On January 9, 2023, by a vote of 220 to 213, the U.S. House of Representatives passed H. Res. 5 on “Adopting the Rules of the House of Representatives for the One Hundred Eighteenth Congress, and for other purposes.” A number of provisions of H. Res. 5, and of the rules of the House adopted by passage thereof, affect the House ethics process. The substantive ethics rules of the House – for example, rules concerning gifts, travel, use of official and campaign resources, financial disclosure – remain unaffected by H. Res 5, at least for now.

With the passage of H. Res. 5, the House re-authorized the Office of Congressional Ethics (OCE) for the current Congress. (The OCE – a bi-partisan House office separate from the Committee on Ethics – investigates allegations of misconduct by House Members and staff and may refer findings to the Committee on Ethics for further action, if any.) In re-authorizing the OCE, however, the House ordered that any member of the OCE board currently serving more than eight years (the original limit on a board member’s term of service) “shall be considered removed from the board.” H. Res. 5 also requires the OCE to appoint its staff for the 118th Congress, and set their compensation, within 30 calendar days of passage of the rules resolution. In a public letter issued on January 4, 2023, a coalition of two dozen ethics watchdog groups opposed these changes, arguing that they “will weaken the [OCE].”

H. Res 5 also amends House Rule XI to require the Committee on Ethics to “adopt rules providing for a process to receive from the public outside information offered as a complaint.” Because the rules of the Committee on Ethics have long provided that “the Committee may consider any information in its possession” – including from the public or from the news media – “indicating that a Member, officer, or employee may have committed a violation,” the intent, purpose, and potential effect of this provision of the new House rules resolution are unclear.

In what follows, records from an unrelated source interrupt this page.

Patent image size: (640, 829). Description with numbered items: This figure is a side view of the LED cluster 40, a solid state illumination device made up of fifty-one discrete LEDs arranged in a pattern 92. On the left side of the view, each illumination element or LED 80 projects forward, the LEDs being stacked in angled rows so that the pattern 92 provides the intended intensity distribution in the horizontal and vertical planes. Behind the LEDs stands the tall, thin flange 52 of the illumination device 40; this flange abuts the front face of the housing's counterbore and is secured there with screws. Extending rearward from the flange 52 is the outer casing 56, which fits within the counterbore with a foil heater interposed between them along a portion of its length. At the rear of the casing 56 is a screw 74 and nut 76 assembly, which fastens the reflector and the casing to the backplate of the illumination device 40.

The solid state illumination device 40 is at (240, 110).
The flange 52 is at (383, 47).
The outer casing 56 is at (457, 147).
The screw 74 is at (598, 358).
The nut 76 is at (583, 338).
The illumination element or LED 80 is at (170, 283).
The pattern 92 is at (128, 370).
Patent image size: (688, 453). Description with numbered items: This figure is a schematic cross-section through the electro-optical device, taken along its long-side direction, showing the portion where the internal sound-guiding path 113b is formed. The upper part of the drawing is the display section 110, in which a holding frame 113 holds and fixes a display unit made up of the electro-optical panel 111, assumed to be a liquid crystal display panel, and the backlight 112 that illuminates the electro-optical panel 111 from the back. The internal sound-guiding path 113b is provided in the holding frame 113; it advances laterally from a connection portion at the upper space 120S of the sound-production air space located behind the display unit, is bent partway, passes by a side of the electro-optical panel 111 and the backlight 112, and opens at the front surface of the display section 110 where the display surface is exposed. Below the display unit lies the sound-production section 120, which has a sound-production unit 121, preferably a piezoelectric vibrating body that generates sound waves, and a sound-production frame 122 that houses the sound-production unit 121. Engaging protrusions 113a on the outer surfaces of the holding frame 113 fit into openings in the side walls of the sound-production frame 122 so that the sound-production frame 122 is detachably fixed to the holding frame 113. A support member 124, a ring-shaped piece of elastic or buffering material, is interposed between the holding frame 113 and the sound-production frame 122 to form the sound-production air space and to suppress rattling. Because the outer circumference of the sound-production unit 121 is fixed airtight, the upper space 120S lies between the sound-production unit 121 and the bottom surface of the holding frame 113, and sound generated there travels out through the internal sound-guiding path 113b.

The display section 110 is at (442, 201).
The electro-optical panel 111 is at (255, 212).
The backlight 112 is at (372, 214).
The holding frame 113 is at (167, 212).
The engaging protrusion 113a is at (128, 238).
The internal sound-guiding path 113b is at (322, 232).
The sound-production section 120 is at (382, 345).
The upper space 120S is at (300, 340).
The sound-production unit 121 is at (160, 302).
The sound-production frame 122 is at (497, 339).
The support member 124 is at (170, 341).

Potentially affecting the House ethics process – and even the substantive ethics rules of the House -- more broadly, H. Res 5 also directs the Speaker of the House “to establish a bipartisan task force to conduct a comprehensive review of House ethics rules and regulations.” The last bipartisan House ethics task force to be empaneled – the Special Task Force on Ethics Enforcement, established in January 2007 – led to the creation of the OCE.